I had absolutely no wish to stare grief in the face. “Later. Meanwhile, it might be an idea not to try to penny-pinch on the set, particularly when it comes to safety. Those people building the scaffold should be wearing goggles, and gloves.” They should be professionals, but that was his business. “And you should be running the air-conditioning.”

He half stood. Looked around. “We’re not?” I let him work that one out for himself: the shirt sticking to him, the scaffolders stopping to wipe their brows. His body was also beginning to realize it was exhausted. His eyelids drooped, the muscles over his cheekbones sagged. “You’re right. We should fix that.”

“It would make OSHA happy. As would gloves and goggles and protective headgear.” I reminded myself that getting involved in others’ problems led to nothing but trouble.

He put the half-chewed sandwich down, too tired to eat any more. Or maybe it was just that his appetite was ruined knowing that, had OSHA walked onto the set while he was lost to his digital edit world, they would have closed it down.

“The editing’s important,” he said.

“If you say so.”

“I’ll pay more attention.”

“Someone should.”

“I need to look at the budget. Protective gear… But the editing…” His focus began to drift again.

This wasn’t my problem. And Kick wasn’t here.

I stood. “Well, I’m glad Finkel’s back. He can help.”

“Finkel.
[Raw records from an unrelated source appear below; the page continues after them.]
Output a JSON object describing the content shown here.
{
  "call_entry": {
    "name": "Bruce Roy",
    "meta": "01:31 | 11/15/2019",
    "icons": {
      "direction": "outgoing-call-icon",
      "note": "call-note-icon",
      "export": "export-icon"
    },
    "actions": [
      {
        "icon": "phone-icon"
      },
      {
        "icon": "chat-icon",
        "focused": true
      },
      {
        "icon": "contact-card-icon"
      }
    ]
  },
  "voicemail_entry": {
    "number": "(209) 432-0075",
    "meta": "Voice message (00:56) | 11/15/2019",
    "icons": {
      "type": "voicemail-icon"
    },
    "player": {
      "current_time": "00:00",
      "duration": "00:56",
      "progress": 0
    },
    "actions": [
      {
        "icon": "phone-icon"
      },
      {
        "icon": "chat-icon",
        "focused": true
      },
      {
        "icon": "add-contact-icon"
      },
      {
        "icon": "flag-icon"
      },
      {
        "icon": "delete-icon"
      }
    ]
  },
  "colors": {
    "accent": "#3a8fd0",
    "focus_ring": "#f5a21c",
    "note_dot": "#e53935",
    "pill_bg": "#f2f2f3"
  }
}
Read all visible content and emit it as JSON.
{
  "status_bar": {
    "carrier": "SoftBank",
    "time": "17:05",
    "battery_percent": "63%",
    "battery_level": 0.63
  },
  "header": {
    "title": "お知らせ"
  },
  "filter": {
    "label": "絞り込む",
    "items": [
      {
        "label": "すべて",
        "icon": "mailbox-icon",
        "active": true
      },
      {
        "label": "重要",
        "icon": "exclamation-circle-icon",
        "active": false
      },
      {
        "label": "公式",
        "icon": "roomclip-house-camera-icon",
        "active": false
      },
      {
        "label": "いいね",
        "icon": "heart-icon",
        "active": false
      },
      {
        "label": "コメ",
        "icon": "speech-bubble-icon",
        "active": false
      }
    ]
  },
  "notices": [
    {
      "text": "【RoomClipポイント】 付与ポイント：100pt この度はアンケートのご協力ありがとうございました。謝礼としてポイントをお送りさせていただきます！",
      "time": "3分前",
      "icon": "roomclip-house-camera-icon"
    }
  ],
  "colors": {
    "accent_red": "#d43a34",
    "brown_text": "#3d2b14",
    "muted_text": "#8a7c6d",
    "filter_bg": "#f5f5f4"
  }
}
Of course.” He stood, and walked with me to the door.

“AC,” I reminded him. After all, Kick would be back at some point.
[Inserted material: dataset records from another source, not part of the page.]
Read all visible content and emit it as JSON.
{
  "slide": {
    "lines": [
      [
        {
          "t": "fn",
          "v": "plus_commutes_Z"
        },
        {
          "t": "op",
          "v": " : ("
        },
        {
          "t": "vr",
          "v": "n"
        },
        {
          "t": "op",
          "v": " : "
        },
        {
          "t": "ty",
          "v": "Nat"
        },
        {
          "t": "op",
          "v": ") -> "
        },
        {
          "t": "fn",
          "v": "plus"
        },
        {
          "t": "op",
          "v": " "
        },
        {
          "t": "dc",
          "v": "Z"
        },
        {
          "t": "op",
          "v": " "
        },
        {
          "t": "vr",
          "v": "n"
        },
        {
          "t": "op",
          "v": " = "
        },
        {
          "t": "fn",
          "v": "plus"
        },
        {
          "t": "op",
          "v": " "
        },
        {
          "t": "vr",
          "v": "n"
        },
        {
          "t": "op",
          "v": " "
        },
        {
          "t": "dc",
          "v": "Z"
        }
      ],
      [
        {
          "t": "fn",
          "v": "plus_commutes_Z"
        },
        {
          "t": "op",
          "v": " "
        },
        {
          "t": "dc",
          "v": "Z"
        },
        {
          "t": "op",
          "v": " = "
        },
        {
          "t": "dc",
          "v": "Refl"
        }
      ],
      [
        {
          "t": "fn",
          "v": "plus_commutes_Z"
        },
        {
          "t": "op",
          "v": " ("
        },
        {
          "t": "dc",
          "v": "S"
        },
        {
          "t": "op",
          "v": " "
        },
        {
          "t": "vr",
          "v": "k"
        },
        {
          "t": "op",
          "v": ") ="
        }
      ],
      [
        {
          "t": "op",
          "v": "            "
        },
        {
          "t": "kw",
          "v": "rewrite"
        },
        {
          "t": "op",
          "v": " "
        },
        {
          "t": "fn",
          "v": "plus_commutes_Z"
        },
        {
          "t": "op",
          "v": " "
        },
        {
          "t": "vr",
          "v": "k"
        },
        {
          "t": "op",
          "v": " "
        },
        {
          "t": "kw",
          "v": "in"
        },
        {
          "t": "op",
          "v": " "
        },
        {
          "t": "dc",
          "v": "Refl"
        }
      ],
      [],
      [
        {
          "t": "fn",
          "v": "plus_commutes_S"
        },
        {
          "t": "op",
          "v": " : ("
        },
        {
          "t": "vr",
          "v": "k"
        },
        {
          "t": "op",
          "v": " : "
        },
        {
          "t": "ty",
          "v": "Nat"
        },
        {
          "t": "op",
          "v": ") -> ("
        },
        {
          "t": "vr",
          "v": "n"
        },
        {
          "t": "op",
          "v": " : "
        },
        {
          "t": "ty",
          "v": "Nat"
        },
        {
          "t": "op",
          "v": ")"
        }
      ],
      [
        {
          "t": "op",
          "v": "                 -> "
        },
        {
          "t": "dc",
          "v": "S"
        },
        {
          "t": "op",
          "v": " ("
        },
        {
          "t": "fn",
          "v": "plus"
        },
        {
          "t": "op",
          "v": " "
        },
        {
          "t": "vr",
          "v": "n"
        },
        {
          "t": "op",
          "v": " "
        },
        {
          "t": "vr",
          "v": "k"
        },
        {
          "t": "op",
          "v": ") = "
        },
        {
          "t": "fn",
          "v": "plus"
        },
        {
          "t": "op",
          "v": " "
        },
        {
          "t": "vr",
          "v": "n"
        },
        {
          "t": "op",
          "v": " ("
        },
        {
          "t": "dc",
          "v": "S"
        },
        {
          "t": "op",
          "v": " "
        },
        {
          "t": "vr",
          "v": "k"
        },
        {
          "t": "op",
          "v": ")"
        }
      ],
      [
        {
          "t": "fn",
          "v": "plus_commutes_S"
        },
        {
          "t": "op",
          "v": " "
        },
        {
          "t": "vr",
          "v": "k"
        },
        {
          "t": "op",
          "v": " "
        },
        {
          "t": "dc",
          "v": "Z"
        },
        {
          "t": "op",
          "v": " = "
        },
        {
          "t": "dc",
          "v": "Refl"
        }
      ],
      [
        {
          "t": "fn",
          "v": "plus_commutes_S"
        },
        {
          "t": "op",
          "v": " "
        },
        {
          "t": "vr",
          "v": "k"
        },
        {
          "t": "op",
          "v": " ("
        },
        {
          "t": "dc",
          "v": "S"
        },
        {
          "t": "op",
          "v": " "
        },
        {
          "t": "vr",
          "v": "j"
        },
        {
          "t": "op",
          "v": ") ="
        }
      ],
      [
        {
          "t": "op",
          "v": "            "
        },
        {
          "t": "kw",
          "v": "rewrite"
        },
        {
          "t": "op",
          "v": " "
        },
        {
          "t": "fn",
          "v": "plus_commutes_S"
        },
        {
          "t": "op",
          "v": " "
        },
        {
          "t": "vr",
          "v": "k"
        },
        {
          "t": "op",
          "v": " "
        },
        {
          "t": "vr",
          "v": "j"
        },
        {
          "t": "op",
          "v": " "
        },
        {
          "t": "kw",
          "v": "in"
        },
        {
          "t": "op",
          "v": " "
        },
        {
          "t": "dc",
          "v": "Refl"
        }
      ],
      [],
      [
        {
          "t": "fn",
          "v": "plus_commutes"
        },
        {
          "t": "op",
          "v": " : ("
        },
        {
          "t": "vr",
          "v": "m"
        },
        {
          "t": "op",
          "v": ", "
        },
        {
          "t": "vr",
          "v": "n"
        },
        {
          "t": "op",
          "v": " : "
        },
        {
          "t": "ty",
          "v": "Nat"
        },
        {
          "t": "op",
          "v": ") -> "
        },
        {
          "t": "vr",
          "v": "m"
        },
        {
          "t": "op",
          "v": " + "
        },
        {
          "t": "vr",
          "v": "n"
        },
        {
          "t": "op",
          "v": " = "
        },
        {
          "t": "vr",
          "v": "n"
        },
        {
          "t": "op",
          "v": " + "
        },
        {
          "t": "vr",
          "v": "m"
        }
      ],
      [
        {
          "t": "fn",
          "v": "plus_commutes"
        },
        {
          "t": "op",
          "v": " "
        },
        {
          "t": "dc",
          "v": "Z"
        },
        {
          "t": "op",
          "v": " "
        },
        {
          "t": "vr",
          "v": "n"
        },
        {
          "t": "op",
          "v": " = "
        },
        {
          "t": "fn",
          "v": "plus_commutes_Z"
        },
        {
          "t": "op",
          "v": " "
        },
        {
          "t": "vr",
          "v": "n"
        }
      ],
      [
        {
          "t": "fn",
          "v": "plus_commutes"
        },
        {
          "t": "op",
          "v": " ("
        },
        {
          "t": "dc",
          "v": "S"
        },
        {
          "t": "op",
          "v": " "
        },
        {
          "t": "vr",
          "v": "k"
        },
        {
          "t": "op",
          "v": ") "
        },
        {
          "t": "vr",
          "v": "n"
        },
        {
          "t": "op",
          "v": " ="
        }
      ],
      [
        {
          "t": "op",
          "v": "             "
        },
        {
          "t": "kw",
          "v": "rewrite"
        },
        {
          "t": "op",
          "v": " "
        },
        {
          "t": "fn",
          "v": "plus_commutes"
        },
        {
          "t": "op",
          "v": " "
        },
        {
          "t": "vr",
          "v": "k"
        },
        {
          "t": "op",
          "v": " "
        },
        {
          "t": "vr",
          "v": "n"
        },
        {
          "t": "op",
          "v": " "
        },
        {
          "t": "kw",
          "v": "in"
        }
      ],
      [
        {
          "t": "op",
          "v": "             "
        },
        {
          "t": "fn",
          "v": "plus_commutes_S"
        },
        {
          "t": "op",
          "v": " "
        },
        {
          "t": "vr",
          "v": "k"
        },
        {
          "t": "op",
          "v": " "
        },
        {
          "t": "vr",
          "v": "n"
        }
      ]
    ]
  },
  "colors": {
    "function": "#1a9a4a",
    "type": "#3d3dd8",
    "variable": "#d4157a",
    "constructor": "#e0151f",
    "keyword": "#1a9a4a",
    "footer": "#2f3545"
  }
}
“Right.” He called over to Joel and suggested the AC. Joel, in turn, called over one of the hands who didn’t seem to be doing much. Bri’s young friend.

The sun was still shining. After the heat of the warehouse, the air in the parking lot was cool and refreshing. I pointed the remote at the Audi, but Rusen beckoned me over to the second Hippoworks trailer, opened the door.

“He’ll want to meet you,” he said as we went in, at which point it was too late.

Finkel stood when we entered. He was a little under average height, and his eyes were wide and his hair parted just to the right of where it should be, for his cut. Grey showed strongly at the roots. Grief was a strong wind, blowing away the habits and vanities of a lifetime. There were no papers on his desk.

“Anton, this is Aud Torvingen. The owner. The one I told you about.”

“Pleased to meet you,” he said, and shook my hand, and gave me a huge smile that belonged to someone else, perhaps the person he had been before his son died.

“I’m very sorry about your son,” I said, and because there is no possible reply to that, other than thank you, which to me always felt like thanking your executioner, I said, “I’m afraid I don’t know his name.”

“Galen,” he said. “The last two years he always told people to call him Len. I hated that. But I understood. I called myself Tony when I was twenty.” He smiled at some memory. His lips were the color of old-fashioned rouge at the center, but the edges were dry. He had probably forgotten to drink plenty of water on the plane.

When Julia had died, I hadn’t slept for days. “Well, it looks as though you got back just in time. Rusen needs help with some production details.”

“Yes?” he said, turning to Rusen.

“Nothing that can’t wait,” Rusen said.

“No. Tell me.”

“Protective gear. Goggles and things.”

“The crew won’t wear them?”

“Money. Do you have any idea what these things cost?”

“Do you?” From the straightening of Rusen’s neck I took this to be a flash of the pre-grief Finkel. “Besides, who says we have to buy new? Is there a clause somewhere? Half the people on set will have something at home they could use. Or maybe we could work out a rental agreement with a hardware store for product placement.”

“Product placement? We’ve finished all the shooting except for the finale and a couple of effects.”

“Never too late for product placement,” he said, though with an abstract air, as though he couldn’t believe he was talking about such things when his son lay dead, dead.

“Right,” I said. “I can see that you two are going to be pretty busy. I’ll leave you to it. It was good to meet you.”